A possible explanation for these discrepancies is that the treatment outcome was susceptible to the subjective judgment of the clinician. Sometimes, occlusion and esthetics are in tension, leading to different decisions by different clinicians favoring one over the other [
14].
This study included only combined orthodontic–orthognathic treatment cases, which are considered the more difficult cases. This could partly explain the differences in operator performance compared to the results of previous studies [
8,
14]. Differences in clinical experience between operators may have influenced the results. Two operators were postgraduate students in their final year of graduation, and the other two operators were experienced orthodontists with possibly different insights into tooth displacement feasibility. It might be possible as well that the level of experience of the operators with the sophisticated OrthoAnalyzer™ software played a role. To reduce the influence of unequal experience with the software, only the most experienced operator performed the setup preparation for all dental models (see
Section 2.3).
The differences between and within operator can be partly explained by the influence of extractions.

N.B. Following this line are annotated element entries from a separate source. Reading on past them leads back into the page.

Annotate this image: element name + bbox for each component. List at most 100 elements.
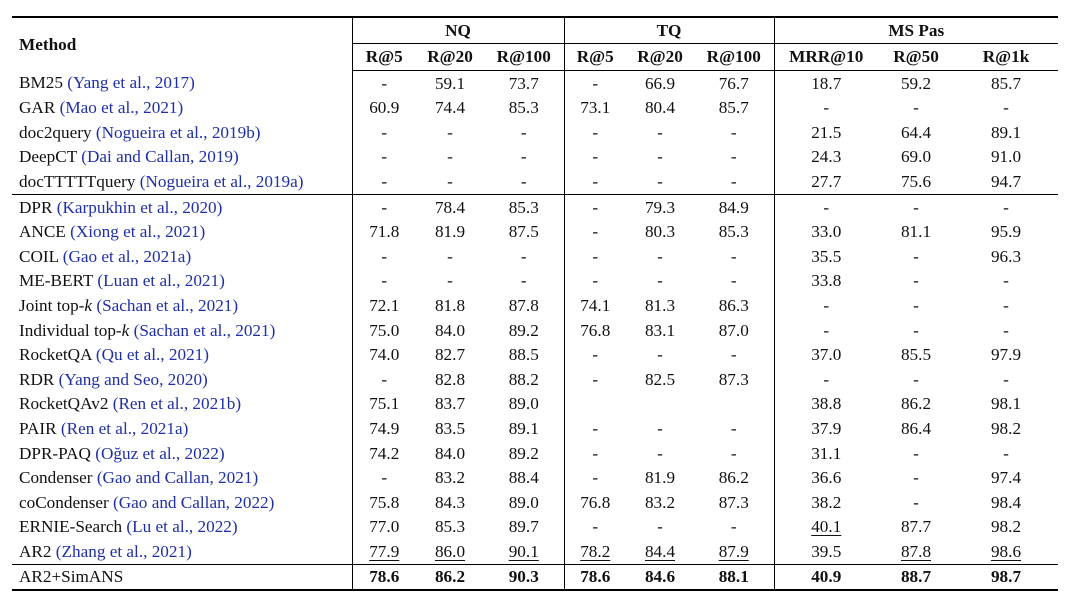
citation-link[interactable]: Qu et al., 2021 — [101, 345, 204, 365]
value-cell: 84.0 — [416, 441, 484, 466]
value-text: 59.2 — [900, 73, 932, 93]
method-name: DeepCT — [19, 147, 77, 167]
value-cell: - — [563, 367, 626, 392]
citation-link[interactable]: Mao et al., 2021 — [65, 98, 178, 118]
value-cell: 75.6 — [878, 169, 954, 194]
value-cell: - — [694, 120, 774, 145]
value-text: - — [447, 147, 453, 167]
method-cell: PAIR (Ren et al., 2021a) — [19, 419, 189, 438]
value-cell: - — [773, 95, 878, 121]
citation-link[interactable]: Zhang et al., 2021 — [61, 541, 187, 561]
method-name: DPR-PAQ — [19, 443, 91, 463]
value-text: 59.1 — [434, 73, 466, 93]
citation-link[interactable]: Dai and Callan, 2019 — [86, 147, 234, 167]
value-cell: - — [484, 145, 564, 170]
metric-header: R@5 — [563, 43, 626, 71]
value-text: - — [823, 98, 830, 118]
value-text: - — [381, 271, 388, 291]
value-text: - — [1003, 320, 1009, 340]
value-text: - — [823, 369, 830, 389]
value-text: 74.2 — [369, 443, 400, 463]
value-text: - — [520, 172, 527, 192]
value-cell: 98.2 — [954, 515, 1058, 540]
citation-link[interactable]: Luan et al., 2021 — [103, 271, 220, 291]
value-text: 84.6 — [644, 567, 676, 587]
value-cell: 74.0 — [351, 342, 416, 368]
citation-link[interactable]: Gao et al., 2021a — [68, 246, 186, 266]
value-cell: - — [626, 515, 694, 540]
citation-link[interactable]: Lu et al., 2022 — [132, 517, 232, 537]
method-name: doc2query — [19, 122, 92, 142]
value-cell: - — [351, 465, 416, 491]
value-text: 85.7 — [718, 98, 749, 118]
citation-link[interactable]: Sachan et al., 2021 — [102, 296, 233, 316]
value-cell: 64.4 — [878, 120, 954, 145]
table-row: DeepCT (Dai and Callan, 2019) - - - - - - 24.3 6… — [12, 144, 1058, 170]
value-cell: 91.0 — [954, 145, 1058, 170]
citation-link[interactable]: Ren et al., 2021a — [66, 419, 183, 438]
citation-link[interactable]: Ren et al., 2021b — [118, 394, 236, 414]
value-cell: 98.6 — [954, 539, 1058, 564]
value-text: 89.7 — [508, 517, 539, 537]
value-text: 74.1 — [580, 296, 611, 316]
value-cell: - — [694, 343, 774, 368]
value-text: - — [592, 443, 599, 463]
value-cell: 81.1 — [878, 220, 954, 245]
value-text: - — [447, 122, 453, 142]
value-text: 84.4 — [644, 541, 676, 561]
value-text: 37.9 — [811, 419, 842, 438]
value-text: 85.3 — [508, 197, 539, 217]
value-cell: - — [626, 343, 694, 368]
value-text: 87.9 — [718, 541, 749, 561]
value-text: 85.3 — [508, 98, 539, 118]
value-text: 97.9 — [990, 345, 1022, 365]
value-cell: - — [878, 96, 954, 121]
value-cell: 87.3 — [694, 490, 774, 515]
citation-link[interactable]: Gao and Callan, 2021 — [102, 468, 253, 488]
value-text: 78.2 — [580, 541, 611, 561]
citation-link[interactable]: Gao and Callan, 2022 — [118, 492, 269, 512]
value-cell: 90.3 — [484, 563, 564, 591]
value-cell: - — [484, 120, 564, 145]
value-text: - — [913, 443, 919, 463]
value-text: 89.0 — [508, 394, 539, 414]
citation-link[interactable]: Oğuz et al., 2022 — [101, 443, 219, 463]
value-text: - — [730, 517, 737, 537]
value-cell: 80.3 — [626, 220, 694, 245]
citation-link[interactable]: Yang et al., 2017 — [72, 73, 190, 93]
method-name: RocketQAv2 — [19, 394, 109, 414]
table-row: DPR (Karpukhin et al., 2020) - 78.4 85.3 - 79… — [12, 193, 1058, 220]
value-cell: 33.0 — [773, 219, 878, 245]
value-text: 90.1 — [508, 541, 539, 561]
value-text: 86.3 — [718, 296, 749, 316]
citation-link[interactable]: Sachan et al., 2021 — [139, 320, 270, 340]
value-cell: 18.7 — [773, 70, 878, 96]
value-text: 27.7 — [811, 172, 842, 192]
value-cell: 84.0 — [416, 318, 484, 343]
value-cell: 87.0 — [694, 318, 774, 343]
value-text: 74.9 — [369, 419, 400, 438]
value-text: 84.9 — [718, 197, 749, 217]
value-cell: 84.6 — [626, 563, 694, 591]
table-row: DPR-PAQ (Oğuz et al., 2022) 74.2 84.0 89.2 -… — [12, 440, 1058, 466]
value-cell: 66.9 — [626, 71, 694, 96]
value-text: 96.3 — [990, 246, 1022, 266]
citation-link[interactable]: Nogueira et al., 2019b — [101, 122, 255, 142]
value-text: 72.1 — [369, 296, 400, 316]
value-cell: - — [563, 193, 626, 220]
value-text: - — [730, 122, 737, 142]
value-cell: 81.8 — [416, 293, 484, 318]
method-cell: ME-BERT (Luan et al., 2021) — [19, 271, 225, 291]
citation-link[interactable]: Yang and Seo, 2020 — [64, 369, 203, 389]
value-cell: - — [416, 145, 484, 170]
citation-link[interactable]: Karpukhin et al., 2020 — [62, 197, 217, 217]
value-text: - — [520, 147, 527, 167]
value-cell: 27.7 — [773, 169, 878, 195]
value-text: - — [592, 122, 599, 142]
value-cell: 83.7 — [416, 392, 484, 417]
value-text: - — [823, 197, 830, 217]
citation-link[interactable]: Xiong et al., 2021 — [75, 222, 200, 242]
value-cell: 86.2 — [416, 563, 484, 591]
citation-link[interactable]: Nogueira et al., 2019a — [145, 172, 298, 192]
value-cell: 75.0 — [351, 317, 416, 343]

For all extraction patients, extractions of the lower premolars were planned. The influence of tooth extractions on the reproducibility is mainly seen for the Y and X parameters in the lower jaw (
Table 3). It seems rather difficult to virtually estimate the closing of the extraction diastema’s in a reproducible way in the sagittal and transversal plane. In addition, SARME may have played a role. Significant errors for SARME therapy were seen for molars in the lower jaw for vertical, torque, and rotational displacements. Rotational movements of incisors in the upper arch also showed significant differences in random errors (
Table 4). All statistically significant errors were associated with larger standard errors for SARME or extraction cases compared to non-extraction or non-SARME cases, respectively. It is complicated to keep track of tooth movement changes during the setup fabrication in the software, which easily introduces disorientation in complex cases, such as with extractions and SARME. The result can be more variation and less reproducibility of tooth displacement estimations. A lack of strict rules about closure of extraction diastemas in a setup also may lead to variation during setup preparation.

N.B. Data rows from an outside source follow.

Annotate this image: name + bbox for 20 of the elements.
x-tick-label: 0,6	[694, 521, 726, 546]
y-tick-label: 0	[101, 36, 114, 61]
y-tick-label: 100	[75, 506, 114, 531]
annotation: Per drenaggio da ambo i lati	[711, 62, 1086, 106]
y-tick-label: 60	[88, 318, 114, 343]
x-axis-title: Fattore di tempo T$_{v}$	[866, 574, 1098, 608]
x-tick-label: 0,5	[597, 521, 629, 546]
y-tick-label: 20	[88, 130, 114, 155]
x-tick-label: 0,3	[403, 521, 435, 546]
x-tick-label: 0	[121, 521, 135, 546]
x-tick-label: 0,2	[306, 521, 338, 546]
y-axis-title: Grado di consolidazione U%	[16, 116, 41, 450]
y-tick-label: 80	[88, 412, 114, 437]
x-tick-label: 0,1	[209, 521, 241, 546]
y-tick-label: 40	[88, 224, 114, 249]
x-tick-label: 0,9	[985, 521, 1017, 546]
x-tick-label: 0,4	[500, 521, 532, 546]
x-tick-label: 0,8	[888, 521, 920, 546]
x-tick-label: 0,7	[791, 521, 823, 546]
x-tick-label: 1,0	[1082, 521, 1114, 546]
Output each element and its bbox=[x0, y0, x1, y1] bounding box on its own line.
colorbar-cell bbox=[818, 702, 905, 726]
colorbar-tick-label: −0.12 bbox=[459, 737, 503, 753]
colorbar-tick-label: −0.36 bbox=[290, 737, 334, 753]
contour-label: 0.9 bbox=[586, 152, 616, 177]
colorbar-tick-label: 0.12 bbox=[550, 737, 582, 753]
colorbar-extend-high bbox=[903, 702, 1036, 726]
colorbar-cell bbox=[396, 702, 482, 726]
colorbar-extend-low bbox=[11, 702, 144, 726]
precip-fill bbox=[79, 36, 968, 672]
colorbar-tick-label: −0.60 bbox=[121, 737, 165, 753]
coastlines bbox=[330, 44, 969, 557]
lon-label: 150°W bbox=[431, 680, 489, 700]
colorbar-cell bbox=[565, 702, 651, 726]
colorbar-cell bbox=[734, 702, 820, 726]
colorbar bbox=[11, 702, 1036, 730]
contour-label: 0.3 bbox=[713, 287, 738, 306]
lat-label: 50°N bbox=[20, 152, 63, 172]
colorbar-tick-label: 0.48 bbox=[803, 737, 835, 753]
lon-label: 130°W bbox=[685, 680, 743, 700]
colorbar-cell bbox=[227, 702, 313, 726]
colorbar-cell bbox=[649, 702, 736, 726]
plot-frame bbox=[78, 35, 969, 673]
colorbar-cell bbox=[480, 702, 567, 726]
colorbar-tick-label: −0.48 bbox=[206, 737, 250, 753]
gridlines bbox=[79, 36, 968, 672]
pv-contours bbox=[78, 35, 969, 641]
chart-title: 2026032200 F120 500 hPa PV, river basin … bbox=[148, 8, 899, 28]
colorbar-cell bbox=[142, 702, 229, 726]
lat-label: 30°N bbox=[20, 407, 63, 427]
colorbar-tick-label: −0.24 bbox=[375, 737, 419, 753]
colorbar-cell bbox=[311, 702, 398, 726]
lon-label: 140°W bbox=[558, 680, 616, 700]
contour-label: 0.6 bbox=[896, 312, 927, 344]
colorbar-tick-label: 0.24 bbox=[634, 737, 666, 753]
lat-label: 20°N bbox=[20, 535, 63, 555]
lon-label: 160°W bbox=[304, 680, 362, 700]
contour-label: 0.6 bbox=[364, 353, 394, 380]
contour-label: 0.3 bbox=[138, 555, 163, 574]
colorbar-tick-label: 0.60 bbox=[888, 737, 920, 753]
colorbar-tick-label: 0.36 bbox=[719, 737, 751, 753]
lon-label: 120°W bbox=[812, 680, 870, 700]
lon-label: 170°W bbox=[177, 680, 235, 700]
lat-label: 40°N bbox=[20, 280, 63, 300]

Another limitation of this study is the choice for the explorative design because of the limited amount of available literature and the use of a relatively new 3D method to follow tooth movements in 3D [
12]. This may complicate the judgment of the results in a clinical perspective. However, the results of this explorative study can be adequately used to optimize the set-up fabrication process and to design follow-up studies.
The inter-operator variability in this study indicates the need for a protocol for the simulation of planned tooth movements in orthodontic setups during treatment planning for combined orthodontic-surgical treatment. Software improvements indicating evidence-based biological limitations of tooth displacement during the virtual setup production could help improve the performance of orthognathic planning at the start of treatment. More research comparing virtual setups with the actual outcome by matching on the skull base could provide information about preventing such planning errors and will leave less chance for the subjective interpretation of the orthodontist, allowing for more predictable planning.